Sybelle Barreira faz uma relação entre o agronegócio e a agricultura familiar. “Eles utilizam produtos químicos, defensivos agrícolas, pesticidas, e acaba que essas pragas vão para a agricultura familiar, para as áreas de agricultores familiares, porque lá, por vezes, não têm acesso à compra desses produtos”, anuncia.
Ainda relacionando os dois fatores, a professora fala sobre o uso de agrotóxicos e pesticidas: “Existe uma pressão muito forte para o uso de defensivos, uso de pesticidas, por exemplo, para agricultores familiares de orgânicos. Então, eles perdem a produção porque elas são pulverizadas via aviação agrícola, ou por deriva, e acabam afetando a produção de orgânicos de agricultores familiares”.
Eventos regionais trazem visibilidade e fortalecimento a agricultura familiar
Em busca de soluções para amenizar as problemáticas que afetam a agricultura familiar, Andressa dá destaque ao Estado, e ao evento Agro Centro-Oeste. O Governo Federal lançou vários programas que ajudam o pequeno agricultor, como o Programa de Fortalecimento da Agricultura Familiar (PRONAF). Segundo a entrevistada, mesmo com editais e chamadas públicas, a prefeitura ainda não se informa em saber mais sobre os assentamentos e comunidades tradicionais.

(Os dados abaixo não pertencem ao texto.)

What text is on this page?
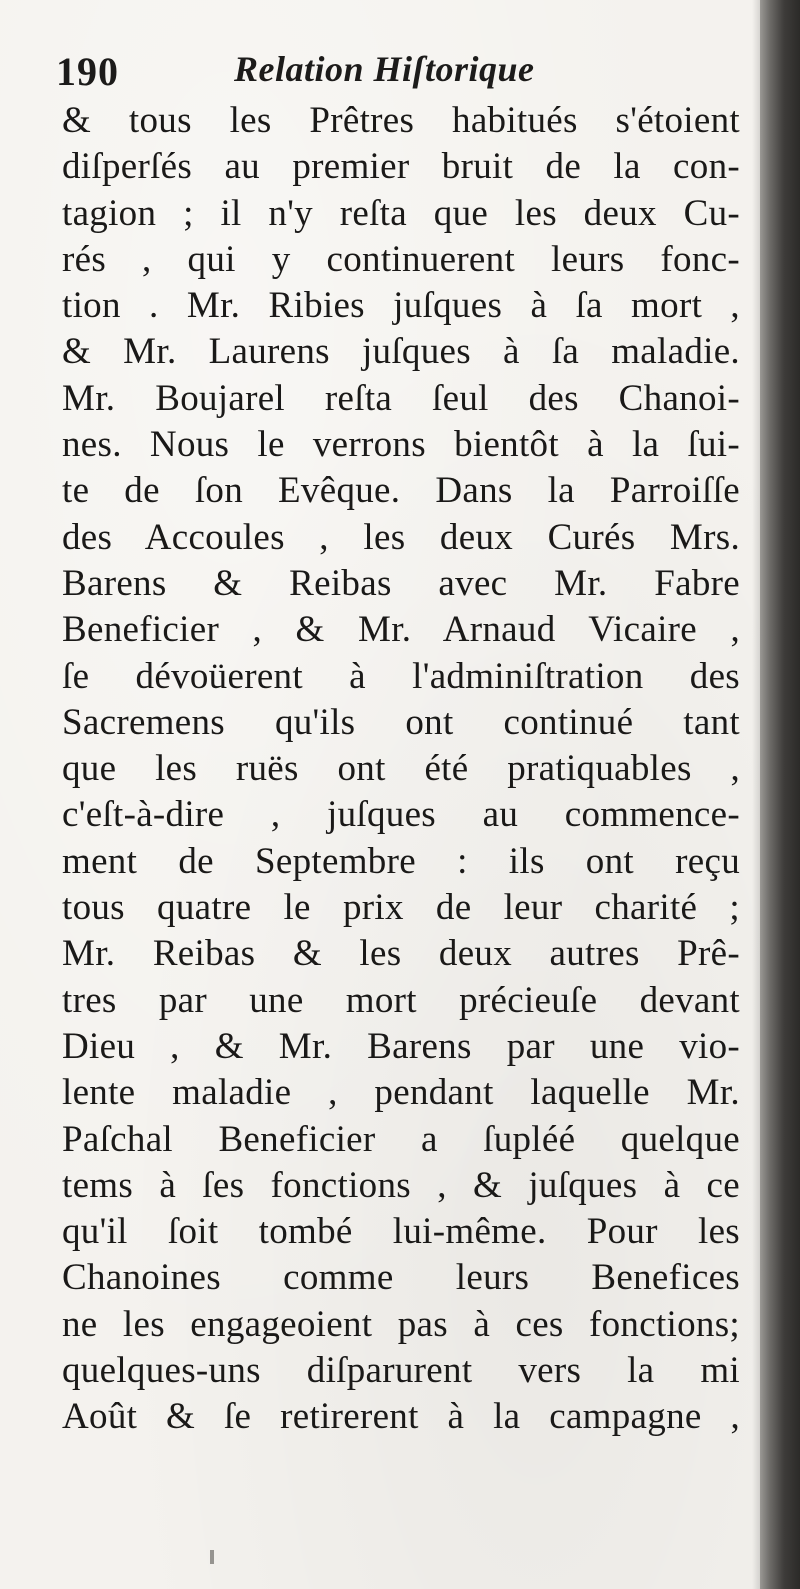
190	Relation Hiſtorique
& tous les Prêtres habitués s'étoient
diſperſés au premier bruit de la con-
tagion ; il n'y reſta que les deux Cu-
rés , qui y continuerent leurs fonc-
tion . Mr. Ribies juſques à ſa mort ,
& Mr. Laurens juſques à ſa maladie.
Mr. Boujarel reſta ſeul des Chanoi-
nes. Nous le verrons bientôt à la ſui-
te de ſon Evêque. Dans la Parroiſſe
des Accoules , les deux Curés Mrs.
Barens & Reibas avec Mr. Fabre
Beneficier , & Mr. Arnaud Vicaire ,
ſe dévoüerent à l'adminiſtration des
Sacremens qu'ils ont continué tant
que les ruës ont été pratiquables ,
c'eſt-à-dire , juſques au commence-
ment de Septembre : ils ont reçu
tous quatre le prix de leur charité ;
Mr. Reibas & les deux autres Prê-
tres par une mort précieuſe devant
Dieu , & Mr. Barens par une vio-
lente maladie , pendant laquelle Mr.
Paſchal Beneficier a ſupléé quelque
tems à ſes fonctions , & juſques à ce
qu'il ſoit tombé lui-même. Pour les
Chanoines comme leurs Benefices
ne les engageoient pas à ces fonctions;
quelques-uns diſparurent vers la mi
Août & ſe retirerent à la campagne ,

Andressa também fala sobre as suas expectativas para o evento Agro Centro-Oeste, em que irá participar pela primeira vez. O evento acontece desde 2000 - promovido pela UFG, e tem como objetivo impulsionar a agricultura familiar. “Acho que com a feira, vai alavancar as vendas dos pequenos agricultores”, declara.
Existem também políticas de crédito e políticas de assistência técnica que precisam ser lembradas e fortalecidas na sociedade. “A agricultura familiar tem uma produção diversificada, então a gente precisa de uma comercialização diferenciada”, afirma Sybelle.
De acordo com a professora, ainda que existam muitas políticas, diversos agricultores não conseguem acessá-las por inúmeras causas - como dificuldade de compreensão da política e a necessidade de retorno financeiro, que não é garantido. A adaptação a tecnologia, também seria essencial para a agricultura familiar, onde o atual governo tem incentivado o agricultor, com uma assistência técnica. “É preciso ter tecnologias em que ele consegue acessar, por meio da sua formação e do capital fornecido a ele, ou que ele possui”, conclui.